Linux Cluster organization used for Hazel:
This is a greatly simplified diagram of the Linux cluster organization used for Hazel with two independent networks in the cluster, one for connecting nodes to storage and the second for message passing between job tasks.
The login node is accessible to the broader network, Internet or campus network and provides method to submit jobs to the compute nodes. No jobs should be run on the login node. This is a shared resource intended to be used to submit and monitor jobs.
Compute nodes are where jobs are executed (computations are performed). Compute nodes should not be accessed directly. Jobs are submitted to the scheduler from the login node. Only the scheduler should access the compute nodes and run jobs there.

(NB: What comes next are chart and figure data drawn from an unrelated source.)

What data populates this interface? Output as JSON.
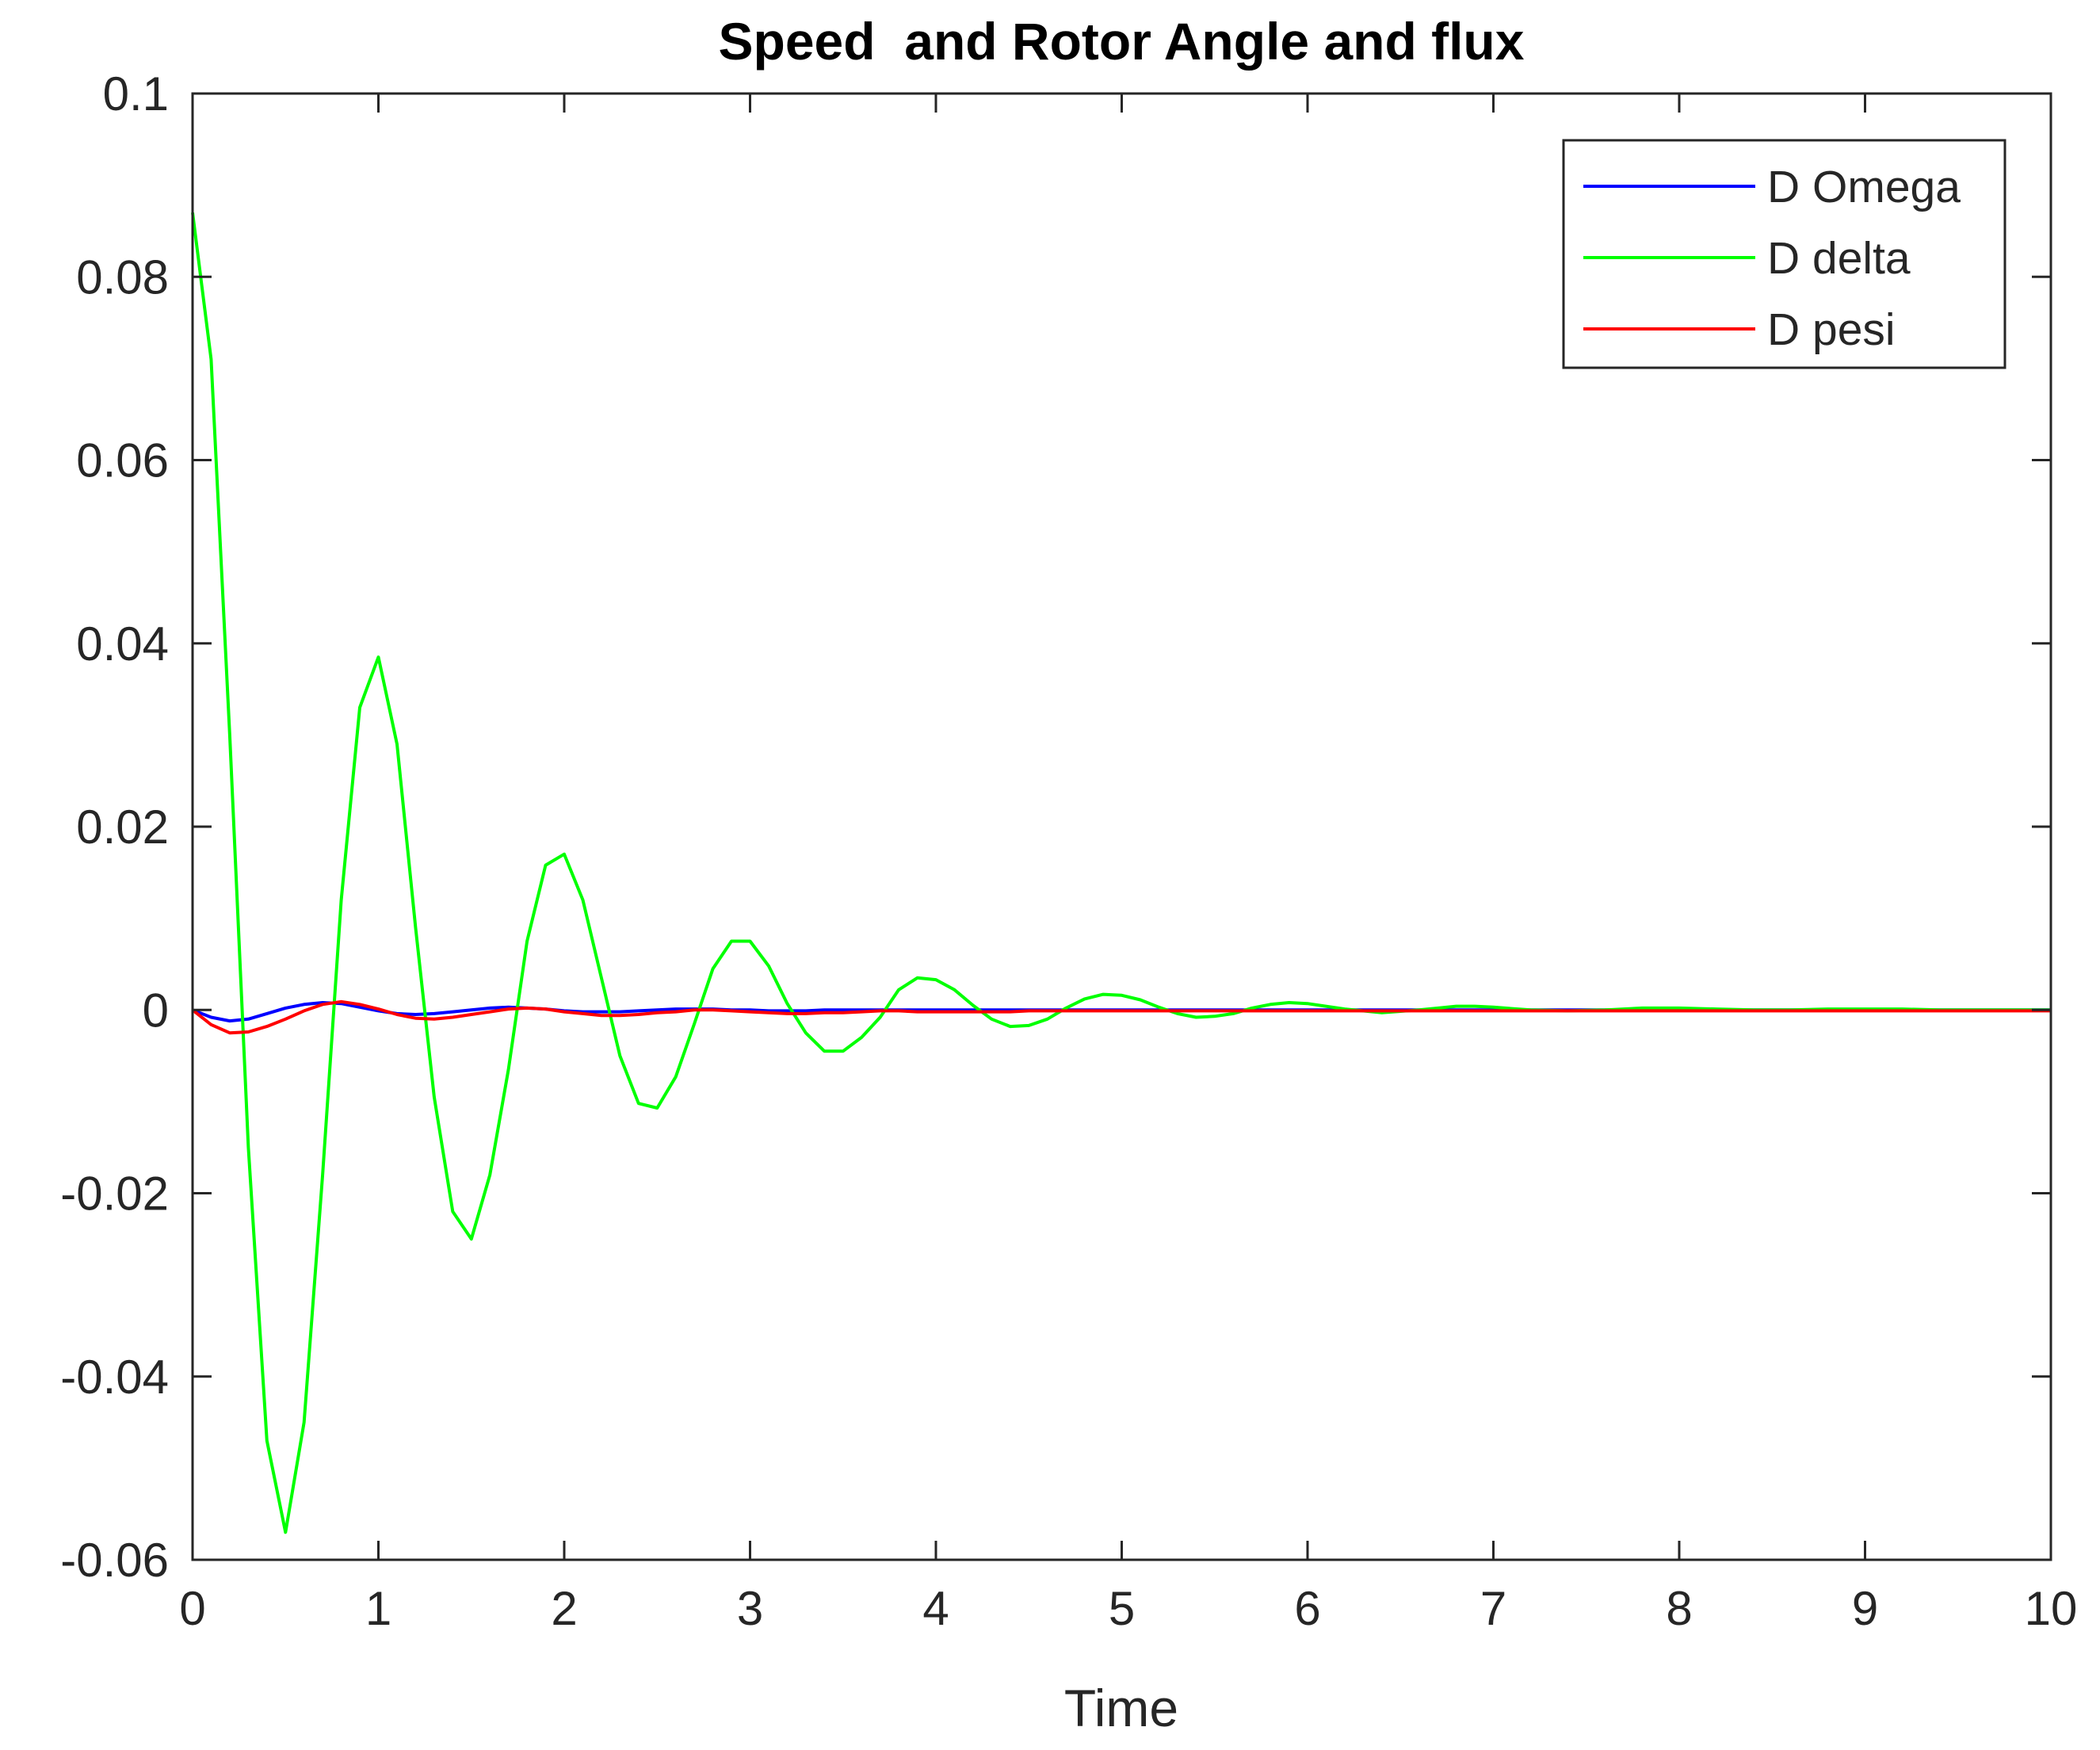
{
  "chart_data": {
    "type": "line",
    "title": "Speed  and Rotor Angle and flux",
    "xlabel": "Time",
    "ylabel": "",
    "xlim": [
      0,
      10
    ],
    "ylim": [
      -0.06,
      0.1
    ],
    "x_ticks": [
      "0",
      "1",
      "2",
      "3",
      "4",
      "5",
      "6",
      "7",
      "8",
      "9",
      "10"
    ],
    "y_ticks": [
      "-0.06",
      "-0.04",
      "-0.02",
      "0",
      "0.02",
      "0.04",
      "0.06",
      "0.08",
      "0.1"
    ],
    "grid": false,
    "legend_position": "top-right",
    "x": [
      0,
      0.1,
      0.2,
      0.3,
      0.4,
      0.5,
      0.6,
      0.7,
      0.8,
      0.9,
      1.0,
      1.1,
      1.2,
      1.3,
      1.4,
      1.5,
      1.6,
      1.7,
      1.8,
      1.9,
      2.0,
      2.1,
      2.2,
      2.3,
      2.4,
      2.5,
      2.6,
      2.7,
      2.8,
      2.9,
      3.0,
      3.1,
      3.2,
      3.3,
      3.4,
      3.5,
      3.6,
      3.7,
      3.8,
      3.9,
      4.0,
      4.1,
      4.2,
      4.3,
      4.4,
      4.5,
      4.6,
      4.7,
      4.8,
      4.9,
      5.0,
      5.1,
      5.2,
      5.3,
      5.4,
      5.5,
      5.6,
      5.7,
      5.8,
      5.9,
      6.0,
      6.2,
      6.4,
      6.6,
      6.8,
      6.9,
      7.0,
      7.2,
      7.4,
      7.6,
      7.8,
      8.0,
      8.2,
      8.4,
      8.6,
      8.8,
      9.0,
      9.2,
      9.4,
      9.6,
      9.8,
      10.0
    ],
    "series": [
      {
        "name": "D Omega",
        "color": "#0000ff",
        "values": [
          0,
          -0.0008,
          -0.0012,
          -0.001,
          -0.0004,
          0.0002,
          0.0006,
          0.0008,
          0.0007,
          0.0003,
          -0.0001,
          -0.0004,
          -0.0005,
          -0.0004,
          -0.0002,
          0,
          0.0002,
          0.0003,
          0.0002,
          0.0001,
          -0.0001,
          -0.0002,
          -0.0002,
          -0.0002,
          -0.0001,
          0,
          0.0001,
          0.0001,
          0.0001,
          0,
          0,
          -0.0001,
          -0.0001,
          -0.0001,
          0,
          0,
          0,
          0,
          0,
          0,
          0,
          0,
          0,
          0,
          0,
          0,
          0,
          0,
          0,
          0,
          0,
          0,
          0,
          0,
          0,
          0,
          0,
          0,
          0,
          0,
          0,
          0,
          0,
          0,
          0,
          0,
          0,
          0,
          0,
          0,
          0,
          0,
          0,
          0,
          0,
          0,
          0,
          0,
          0,
          0,
          0,
          0
        ]
      },
      {
        "name": "D delta",
        "color": "#00ff00",
        "values": [
          0.087,
          0.071,
          0.03,
          -0.015,
          -0.047,
          -0.057,
          -0.045,
          -0.018,
          0.012,
          0.033,
          0.0385,
          0.029,
          0.009,
          -0.0095,
          -0.022,
          -0.025,
          -0.018,
          -0.0065,
          0.0075,
          0.0158,
          0.017,
          0.012,
          0.0035,
          -0.005,
          -0.0102,
          -0.0107,
          -0.0073,
          -0.0015,
          0.0045,
          0.0075,
          0.0075,
          0.0048,
          0.0007,
          -0.0025,
          -0.0045,
          -0.0045,
          -0.003,
          -0.0008,
          0.0022,
          0.0035,
          0.0033,
          0.0022,
          0.0005,
          -0.001,
          -0.0018,
          -0.0017,
          -0.001,
          0.0002,
          0.0012,
          0.0017,
          0.0016,
          0.0011,
          0.0003,
          -0.0004,
          -0.0008,
          -0.0007,
          -0.0004,
          0.0002,
          0.0006,
          0.0008,
          0.0007,
          0.0001,
          -0.0003,
          0,
          0.0004,
          0.0004,
          0.0003,
          0,
          -0.0001,
          0,
          0.0002,
          0.0002,
          0.0001,
          0,
          0,
          0.0001,
          0.0001,
          0.0001,
          0,
          0,
          0,
          0
        ]
      },
      {
        "name": "D pesi",
        "color": "#ff0000",
        "values": [
          0,
          -0.0016,
          -0.0025,
          -0.0024,
          -0.0018,
          -0.001,
          -0.0001,
          0.0006,
          0.0009,
          0.0006,
          0.0001,
          -0.0005,
          -0.0009,
          -0.001,
          -0.0008,
          -0.0005,
          -0.0002,
          0.0001,
          0.0002,
          0.0001,
          -0.0002,
          -0.0004,
          -0.0006,
          -0.0006,
          -0.0005,
          -0.0003,
          -0.0002,
          0,
          0,
          -0.0001,
          -0.0002,
          -0.0003,
          -0.0004,
          -0.0004,
          -0.0003,
          -0.0003,
          -0.0002,
          -0.0001,
          -0.0001,
          -0.0002,
          -0.0002,
          -0.0002,
          -0.0002,
          -0.0002,
          -0.0002,
          -0.0001,
          -0.0001,
          -0.0001,
          -0.0001,
          -0.0001,
          -0.0001,
          -0.0001,
          -0.0001,
          -0.0001,
          -0.0001,
          -0.0001,
          -0.0001,
          -0.0001,
          -0.0001,
          -0.0001,
          -0.0001,
          -0.0001,
          -0.0001,
          -0.0001,
          -0.0001,
          -0.0001,
          -0.0001,
          -0.0001,
          -0.0001,
          -0.0001,
          -0.0001,
          -0.0001,
          -0.0001,
          -0.0001,
          -0.0001,
          -0.0001,
          -0.0001,
          -0.0001,
          -0.0001,
          -0.0001,
          -0.0001,
          -0.0001
        ]
      }
    ]
  }
}
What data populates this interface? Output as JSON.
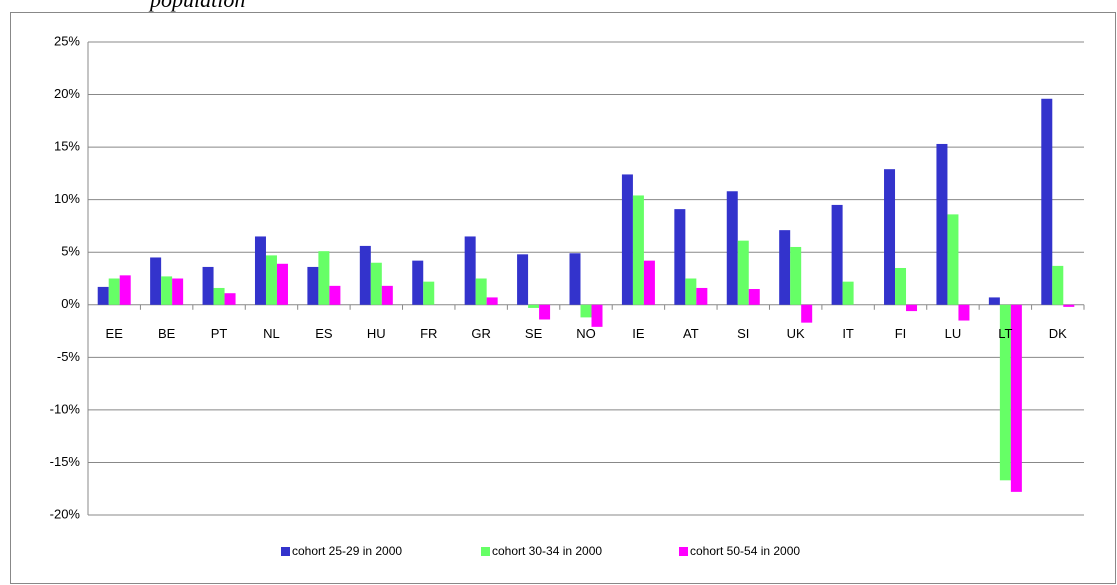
{
  "chart_data": {
    "type": "bar",
    "title": "population",
    "categories": [
      "EE",
      "BE",
      "PT",
      "NL",
      "ES",
      "HU",
      "FR",
      "GR",
      "SE",
      "NO",
      "IE",
      "AT",
      "SI",
      "UK",
      "IT",
      "FI",
      "LU",
      "LT",
      "DK"
    ],
    "series": [
      {
        "name": "cohort 25-29 in 2000",
        "color": "#3333cc",
        "values": [
          1.7,
          4.5,
          3.6,
          6.5,
          3.6,
          5.6,
          4.2,
          6.5,
          4.8,
          4.9,
          12.4,
          9.1,
          10.8,
          7.1,
          9.5,
          12.9,
          15.3,
          0.7,
          19.6
        ]
      },
      {
        "name": "cohort 30-34 in 2000",
        "color": "#66ff66",
        "values": [
          2.5,
          2.7,
          1.6,
          4.7,
          5.1,
          4.0,
          2.2,
          2.5,
          -0.3,
          -1.2,
          10.4,
          2.5,
          6.1,
          5.5,
          2.2,
          3.5,
          8.6,
          -16.7,
          3.7
        ]
      },
      {
        "name": "cohort 50-54 in 2000",
        "color": "#ff00ff",
        "values": [
          2.8,
          2.5,
          1.1,
          3.9,
          1.8,
          1.8,
          0,
          0.7,
          -1.4,
          -2.1,
          4.2,
          1.6,
          1.5,
          -1.7,
          0,
          -0.6,
          -1.5,
          -17.8,
          -0.2
        ]
      }
    ],
    "ylim": [
      -20,
      25
    ],
    "yticks": [
      {
        "value": -20,
        "label": "-20%"
      },
      {
        "value": -15,
        "label": "-15%"
      },
      {
        "value": -10,
        "label": "-10%"
      },
      {
        "value": -5,
        "label": "-5%"
      },
      {
        "value": 0,
        "label": "0%"
      },
      {
        "value": 5,
        "label": "5%"
      },
      {
        "value": 10,
        "label": "10%"
      },
      {
        "value": 15,
        "label": "15%"
      },
      {
        "value": 20,
        "label": "20%"
      },
      {
        "value": 25,
        "label": "25%"
      }
    ],
    "grid": true
  }
}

Note that compute nodes have two network connections: HPC private network and HPC message passing network. Compute nodes do not have a connection to any external network, that is they are not connected to the campus network or the Internet. Access to any location outside the cluster has to be specifically configured via a proxy server to route traffic from compute nodes to those locations.
The HPC private network connects all the cluster nodes together. It is primarily used for job control and access to storage. In Hazel this is an Ethernet network with 100Gbps Ethernet core and 25Gbps connections to nodes. As of May 2025 there are still some older nodes (FlexChassis hardware) that have 10Gbps private network connections.
The HPC message passing network is dedicated to communication between job tasks, such as distributed memory parallel jobs using message passing interface (MPI) communication. In Hazel this is an InfiniBand network with multiple 200Gbps (high data rate - HDR) links forming the core and 100Gbps (enhanced data rate - EDR) links to nodes.
The parallel file system (GPFS) is connected to the HPC private network via multiple 100Gbps links. There are two Lenovo DSS storage arrays each with two NSD servers and two JBODs that together create the file system where scratch directories are located. This is the file system that should be used to hold data for running jobs. However this storage is not backed up and files that have not been accessed for 30 days are automatically deleted.
The storage for home and application directories is not shown on this diagram. Currently these directories are located on the same physical storage (a NetApp FAS 8700) as Research Storage. This storage is also connected by multiple 100Gbps Ethernet links to Hazel. However, this network attached storage is mounted using network file system (NFS) protocol which has performance limitations and is not compatible with parallel I/O operations. These directories are backed up and also have periodic snapshots that enable self-service recovery of accidentally deleted files.